* This post is part of an Advent devotional, being posted daily during Advent 2014. For an intro to this series of posts, please read the initial post here.
Friday: 5 December
Read: Isaiah 9:2-7
(Light a candle)
A whole new reality suddenly bursts into being within this passage. Darkness is cast off. Oppressive yokes and chains are broken. The battle garments – stained as they are with the mingled blood of victims and perpetrators – are burned. This new reality is announced in harvest-style celebrations. Do you hear the relief in the soldiers’ voices? They are celebrating because war is over. There are no more battles to be fought, no more fear of impending threat or sudden attack. And Isaiah’s audacious assertion is that this peaceable kingdom will arrive with the birth of a child.
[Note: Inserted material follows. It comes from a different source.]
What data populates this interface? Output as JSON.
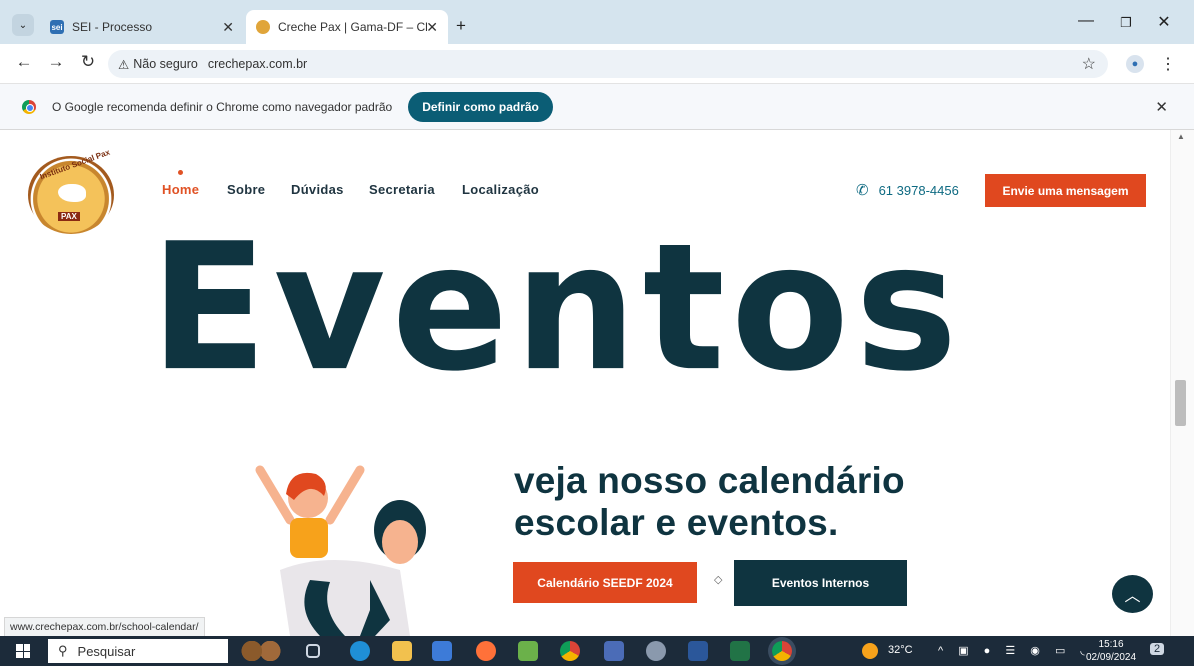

How different that vision is from our reality. We live in a world of stockpiled weapons, convinced that our peace is made secure through our capacity to destroy others. Deterrence we call it. Nuclear weapons and drones, death penalties and police force, Yet such a posture maintains peace through a constant suspicion of others. Those who are different than us, whether in language or skin color, diet or clothing, worship styles or religious expressions, national citizenship or political party, wealth or poverty, age or gender become our enemies because the mere existence of their difference is viewed as a potential threat to our way of life. Our vision of peace comes by oppressing others, even to the point of death.
Yet, Isaiah’s proclamation and our memory of this Advent season converge to form within us the hope that a different peace is possible. In remembering Jesus’ birth, we recall how God displayed royalty through vulnerability. We hear how God announced good news through an old barren couple (Zechariah & Elizabeth), a barely married teenage girl and her woodworking husband, distrusted shepherds, and a caravan of foreign astrologers. No power and dominance. No oppression. No making enemies out of outcasts and strangers. No suspicion of those who are different.
In this season, hope emerges that a day will come when the garments and instruments of war will no longer be deployed to protect the peace of a few through the oppression of others. In Jesus Christ a day is coming when there will be no more enemies. The light of God’s child brings us hope – confident hope that the darkness that has blinded us into making peace by making enemies will be no more. Take hope; the Prince of Peace is coming.
Come quickly, Lord Jesus, that the light of your life may fill us with the living hope that our sins will be no more. Amen.